Find the equlation of the cricle passing through the point (1,2)and having its center at (2,3).
Answers
EXPLANATION.
Equation of a circle passing through point (1,2).
Having a Centre = (2,3).
As we know that,
Formula of Equation of circle.
The equation of a circle having Centre (h, k) and radius r, is.
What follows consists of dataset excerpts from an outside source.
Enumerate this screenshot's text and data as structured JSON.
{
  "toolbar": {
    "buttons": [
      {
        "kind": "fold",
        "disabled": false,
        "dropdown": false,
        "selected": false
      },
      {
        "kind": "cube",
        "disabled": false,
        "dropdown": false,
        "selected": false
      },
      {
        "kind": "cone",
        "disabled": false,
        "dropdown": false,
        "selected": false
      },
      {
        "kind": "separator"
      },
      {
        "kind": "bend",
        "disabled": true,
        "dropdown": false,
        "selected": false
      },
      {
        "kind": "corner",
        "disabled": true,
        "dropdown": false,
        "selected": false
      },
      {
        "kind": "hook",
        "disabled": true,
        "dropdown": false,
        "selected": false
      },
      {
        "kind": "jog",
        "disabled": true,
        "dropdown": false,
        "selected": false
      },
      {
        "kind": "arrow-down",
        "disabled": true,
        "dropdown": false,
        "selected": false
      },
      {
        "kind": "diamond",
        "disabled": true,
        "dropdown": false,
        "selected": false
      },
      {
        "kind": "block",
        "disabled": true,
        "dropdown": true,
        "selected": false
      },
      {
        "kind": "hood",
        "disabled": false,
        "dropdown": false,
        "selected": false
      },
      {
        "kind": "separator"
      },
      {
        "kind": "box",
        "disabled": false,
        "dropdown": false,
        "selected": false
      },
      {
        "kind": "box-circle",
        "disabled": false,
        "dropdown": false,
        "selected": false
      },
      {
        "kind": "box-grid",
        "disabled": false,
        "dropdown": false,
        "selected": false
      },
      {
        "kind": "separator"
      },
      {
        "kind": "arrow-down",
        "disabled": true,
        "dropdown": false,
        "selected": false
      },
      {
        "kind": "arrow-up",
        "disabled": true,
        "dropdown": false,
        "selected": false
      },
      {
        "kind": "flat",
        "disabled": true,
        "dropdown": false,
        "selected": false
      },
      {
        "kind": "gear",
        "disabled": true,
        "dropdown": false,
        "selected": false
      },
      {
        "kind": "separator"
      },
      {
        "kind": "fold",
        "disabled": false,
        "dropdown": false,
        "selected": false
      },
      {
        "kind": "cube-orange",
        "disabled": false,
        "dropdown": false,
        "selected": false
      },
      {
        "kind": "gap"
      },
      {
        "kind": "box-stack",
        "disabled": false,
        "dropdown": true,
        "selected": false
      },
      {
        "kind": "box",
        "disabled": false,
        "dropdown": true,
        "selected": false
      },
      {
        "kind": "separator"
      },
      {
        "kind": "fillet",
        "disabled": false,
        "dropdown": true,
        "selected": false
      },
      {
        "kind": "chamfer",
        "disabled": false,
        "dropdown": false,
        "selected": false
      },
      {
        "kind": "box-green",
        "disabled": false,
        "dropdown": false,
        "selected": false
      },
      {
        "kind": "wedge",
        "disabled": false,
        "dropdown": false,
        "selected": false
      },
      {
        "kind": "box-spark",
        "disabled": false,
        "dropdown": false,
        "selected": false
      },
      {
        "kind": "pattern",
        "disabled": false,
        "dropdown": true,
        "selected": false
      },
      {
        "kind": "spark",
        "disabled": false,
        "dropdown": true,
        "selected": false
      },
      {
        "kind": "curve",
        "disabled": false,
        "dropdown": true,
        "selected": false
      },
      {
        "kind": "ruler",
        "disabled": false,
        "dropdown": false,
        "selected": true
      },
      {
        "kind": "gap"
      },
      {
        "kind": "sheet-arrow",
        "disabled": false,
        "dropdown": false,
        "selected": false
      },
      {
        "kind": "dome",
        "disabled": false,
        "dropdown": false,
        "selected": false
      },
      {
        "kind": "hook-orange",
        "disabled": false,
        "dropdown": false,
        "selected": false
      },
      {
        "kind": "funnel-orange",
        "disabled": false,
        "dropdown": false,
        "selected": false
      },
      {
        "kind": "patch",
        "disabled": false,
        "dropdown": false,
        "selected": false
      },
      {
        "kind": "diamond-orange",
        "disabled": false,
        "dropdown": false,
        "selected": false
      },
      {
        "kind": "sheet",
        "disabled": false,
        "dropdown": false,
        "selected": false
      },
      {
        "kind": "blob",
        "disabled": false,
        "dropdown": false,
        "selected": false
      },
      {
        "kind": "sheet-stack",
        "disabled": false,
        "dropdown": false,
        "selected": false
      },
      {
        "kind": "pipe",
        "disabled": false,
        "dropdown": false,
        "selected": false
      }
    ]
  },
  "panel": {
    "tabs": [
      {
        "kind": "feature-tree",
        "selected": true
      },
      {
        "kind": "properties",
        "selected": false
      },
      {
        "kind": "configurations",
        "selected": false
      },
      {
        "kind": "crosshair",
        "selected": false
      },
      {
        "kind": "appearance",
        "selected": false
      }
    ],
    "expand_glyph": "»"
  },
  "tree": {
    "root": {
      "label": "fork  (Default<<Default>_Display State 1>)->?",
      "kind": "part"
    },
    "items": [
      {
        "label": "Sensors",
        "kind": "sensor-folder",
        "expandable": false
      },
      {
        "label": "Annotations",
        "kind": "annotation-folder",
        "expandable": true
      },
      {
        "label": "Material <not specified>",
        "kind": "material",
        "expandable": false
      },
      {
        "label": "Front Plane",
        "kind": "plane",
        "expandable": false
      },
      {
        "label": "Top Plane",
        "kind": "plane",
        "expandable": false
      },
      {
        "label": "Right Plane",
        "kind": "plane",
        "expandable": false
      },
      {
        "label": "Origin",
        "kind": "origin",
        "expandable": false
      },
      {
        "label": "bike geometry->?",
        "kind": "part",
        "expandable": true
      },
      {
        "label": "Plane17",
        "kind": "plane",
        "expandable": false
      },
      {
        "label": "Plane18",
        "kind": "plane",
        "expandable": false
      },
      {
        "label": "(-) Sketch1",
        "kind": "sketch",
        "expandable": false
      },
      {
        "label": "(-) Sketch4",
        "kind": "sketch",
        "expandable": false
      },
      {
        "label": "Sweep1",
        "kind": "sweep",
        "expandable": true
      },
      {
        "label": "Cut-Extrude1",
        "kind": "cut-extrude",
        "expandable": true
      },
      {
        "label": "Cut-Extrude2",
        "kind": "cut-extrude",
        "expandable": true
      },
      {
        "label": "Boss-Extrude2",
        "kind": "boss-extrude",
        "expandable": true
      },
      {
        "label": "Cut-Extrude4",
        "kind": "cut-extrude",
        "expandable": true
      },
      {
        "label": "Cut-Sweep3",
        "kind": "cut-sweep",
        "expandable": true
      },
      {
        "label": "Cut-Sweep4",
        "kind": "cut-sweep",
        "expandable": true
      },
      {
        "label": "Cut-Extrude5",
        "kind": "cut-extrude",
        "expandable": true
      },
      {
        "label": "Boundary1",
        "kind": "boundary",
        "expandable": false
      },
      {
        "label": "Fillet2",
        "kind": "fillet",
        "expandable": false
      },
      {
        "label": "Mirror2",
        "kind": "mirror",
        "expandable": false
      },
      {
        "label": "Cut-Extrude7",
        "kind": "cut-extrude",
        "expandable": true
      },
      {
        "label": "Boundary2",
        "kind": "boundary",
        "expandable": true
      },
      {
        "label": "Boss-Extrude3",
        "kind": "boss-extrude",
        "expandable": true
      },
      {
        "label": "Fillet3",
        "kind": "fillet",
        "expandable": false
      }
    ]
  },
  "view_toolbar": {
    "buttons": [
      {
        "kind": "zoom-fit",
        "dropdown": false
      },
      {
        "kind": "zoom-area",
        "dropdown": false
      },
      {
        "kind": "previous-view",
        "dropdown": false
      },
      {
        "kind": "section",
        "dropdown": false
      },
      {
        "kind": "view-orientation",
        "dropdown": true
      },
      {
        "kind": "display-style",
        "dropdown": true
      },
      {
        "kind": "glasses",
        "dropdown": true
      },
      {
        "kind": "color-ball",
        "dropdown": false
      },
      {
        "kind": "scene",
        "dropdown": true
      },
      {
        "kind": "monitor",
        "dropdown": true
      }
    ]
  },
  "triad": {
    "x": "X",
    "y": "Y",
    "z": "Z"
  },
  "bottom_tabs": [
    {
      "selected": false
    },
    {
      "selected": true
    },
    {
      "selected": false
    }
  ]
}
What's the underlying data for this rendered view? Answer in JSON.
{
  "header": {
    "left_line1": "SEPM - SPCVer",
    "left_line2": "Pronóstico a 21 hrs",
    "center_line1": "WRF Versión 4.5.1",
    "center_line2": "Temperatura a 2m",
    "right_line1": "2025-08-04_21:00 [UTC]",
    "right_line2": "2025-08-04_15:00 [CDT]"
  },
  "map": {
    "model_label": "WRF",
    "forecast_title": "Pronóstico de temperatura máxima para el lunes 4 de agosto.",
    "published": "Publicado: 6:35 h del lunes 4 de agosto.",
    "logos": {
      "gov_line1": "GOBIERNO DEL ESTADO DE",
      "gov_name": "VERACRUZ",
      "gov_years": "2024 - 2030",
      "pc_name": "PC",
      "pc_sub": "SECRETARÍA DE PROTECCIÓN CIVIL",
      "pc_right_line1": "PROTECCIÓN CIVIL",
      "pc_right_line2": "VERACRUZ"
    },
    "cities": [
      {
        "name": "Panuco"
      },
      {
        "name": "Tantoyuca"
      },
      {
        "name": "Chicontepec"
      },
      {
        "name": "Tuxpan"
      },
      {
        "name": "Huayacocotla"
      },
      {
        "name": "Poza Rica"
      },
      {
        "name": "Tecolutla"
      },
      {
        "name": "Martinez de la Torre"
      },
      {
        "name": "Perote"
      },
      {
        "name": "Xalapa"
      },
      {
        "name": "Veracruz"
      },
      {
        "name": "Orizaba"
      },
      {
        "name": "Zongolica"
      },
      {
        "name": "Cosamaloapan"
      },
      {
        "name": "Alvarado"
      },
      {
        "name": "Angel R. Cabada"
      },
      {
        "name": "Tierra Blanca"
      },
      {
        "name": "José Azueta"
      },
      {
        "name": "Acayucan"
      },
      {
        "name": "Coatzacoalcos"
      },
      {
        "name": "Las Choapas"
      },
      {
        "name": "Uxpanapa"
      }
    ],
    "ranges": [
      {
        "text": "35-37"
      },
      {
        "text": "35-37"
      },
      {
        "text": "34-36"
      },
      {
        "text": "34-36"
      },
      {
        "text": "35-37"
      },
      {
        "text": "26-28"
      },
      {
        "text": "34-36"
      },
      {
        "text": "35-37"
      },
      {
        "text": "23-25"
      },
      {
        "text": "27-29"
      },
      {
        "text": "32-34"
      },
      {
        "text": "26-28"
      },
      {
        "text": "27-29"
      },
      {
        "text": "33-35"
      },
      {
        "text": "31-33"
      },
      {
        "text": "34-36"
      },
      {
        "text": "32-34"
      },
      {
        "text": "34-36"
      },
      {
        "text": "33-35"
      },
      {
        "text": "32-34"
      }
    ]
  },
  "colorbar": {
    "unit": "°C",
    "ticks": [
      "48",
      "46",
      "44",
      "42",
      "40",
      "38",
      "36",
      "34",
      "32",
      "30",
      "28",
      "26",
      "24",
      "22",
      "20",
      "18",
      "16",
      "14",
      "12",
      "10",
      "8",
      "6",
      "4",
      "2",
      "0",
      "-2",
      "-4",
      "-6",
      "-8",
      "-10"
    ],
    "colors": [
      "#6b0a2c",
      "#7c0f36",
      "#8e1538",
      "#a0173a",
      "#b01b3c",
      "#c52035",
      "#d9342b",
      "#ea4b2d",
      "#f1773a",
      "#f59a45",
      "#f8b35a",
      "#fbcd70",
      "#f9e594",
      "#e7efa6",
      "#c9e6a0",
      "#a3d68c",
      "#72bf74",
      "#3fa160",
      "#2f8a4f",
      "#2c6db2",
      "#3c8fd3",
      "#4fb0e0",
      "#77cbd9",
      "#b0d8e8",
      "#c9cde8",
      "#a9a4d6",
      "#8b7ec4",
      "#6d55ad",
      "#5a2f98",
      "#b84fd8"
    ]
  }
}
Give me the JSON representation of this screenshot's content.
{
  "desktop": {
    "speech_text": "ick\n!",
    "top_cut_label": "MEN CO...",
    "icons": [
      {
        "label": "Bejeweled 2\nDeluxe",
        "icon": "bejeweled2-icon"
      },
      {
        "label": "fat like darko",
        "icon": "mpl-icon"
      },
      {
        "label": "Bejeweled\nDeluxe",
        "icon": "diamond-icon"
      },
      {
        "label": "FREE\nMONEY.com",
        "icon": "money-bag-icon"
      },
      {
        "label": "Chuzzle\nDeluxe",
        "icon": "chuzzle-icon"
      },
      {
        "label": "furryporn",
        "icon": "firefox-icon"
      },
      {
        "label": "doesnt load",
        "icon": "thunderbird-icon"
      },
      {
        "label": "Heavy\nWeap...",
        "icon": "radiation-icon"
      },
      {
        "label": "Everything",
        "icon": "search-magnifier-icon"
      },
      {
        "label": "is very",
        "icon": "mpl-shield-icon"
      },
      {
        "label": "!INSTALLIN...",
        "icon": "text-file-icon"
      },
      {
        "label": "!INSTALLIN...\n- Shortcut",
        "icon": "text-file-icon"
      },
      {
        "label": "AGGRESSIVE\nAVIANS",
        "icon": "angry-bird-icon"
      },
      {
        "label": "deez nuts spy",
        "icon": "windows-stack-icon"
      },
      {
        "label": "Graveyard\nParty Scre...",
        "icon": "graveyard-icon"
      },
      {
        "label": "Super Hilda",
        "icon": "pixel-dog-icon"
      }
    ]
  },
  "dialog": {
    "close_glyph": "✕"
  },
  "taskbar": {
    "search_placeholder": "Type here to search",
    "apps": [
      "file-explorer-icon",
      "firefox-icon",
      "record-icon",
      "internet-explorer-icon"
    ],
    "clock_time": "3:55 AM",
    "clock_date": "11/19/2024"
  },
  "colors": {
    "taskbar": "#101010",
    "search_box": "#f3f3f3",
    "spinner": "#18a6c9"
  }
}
⇒ (x - h)² + (y - k)² = r².
We can write equation as,
Centre = (2,3) = (h, k).
⇒ (x - 2)² + (y - 3)² = r².
⇒ (1 - 2)² + (2 - 3)² = r².
⇒ (-1)² + (-1)² = r².
⇒ 1 + 1 = r².
⇒ r² = 2.
Now, we can write equation as,
⇒ (x - 2)² + (y - 3)² = r².
⇒ (x - 2)² + (y - 3)² = 2.
⇒ x² + 4 - 4x + y² + 9 - 6y = 2.
⇒ x² + y² - 4x - 6y + 13 = 2.
⇒ x² + y² - 4x - 6y + 13 - 2 = 0.
⇒ x² + y² - 4x - 6y + 11 = 0.
MORE INFORMATION.
The parametric equation of a circle.
(1) = The parametric equation of a circle x² + y² = r² are x = r cosθ, y = r sinθ.
(2) = The parametric equation of the circle (x - h)² + (y - k)² = r² are x = h + r cosθ, y = k + r sinθ.
(3) = Parametric equations of a circle x² + y² + 2gx + 2fy + c = 0 are x = - g + √g² + f² - c cosθ , y = - f + √g² + f² - c sinθ.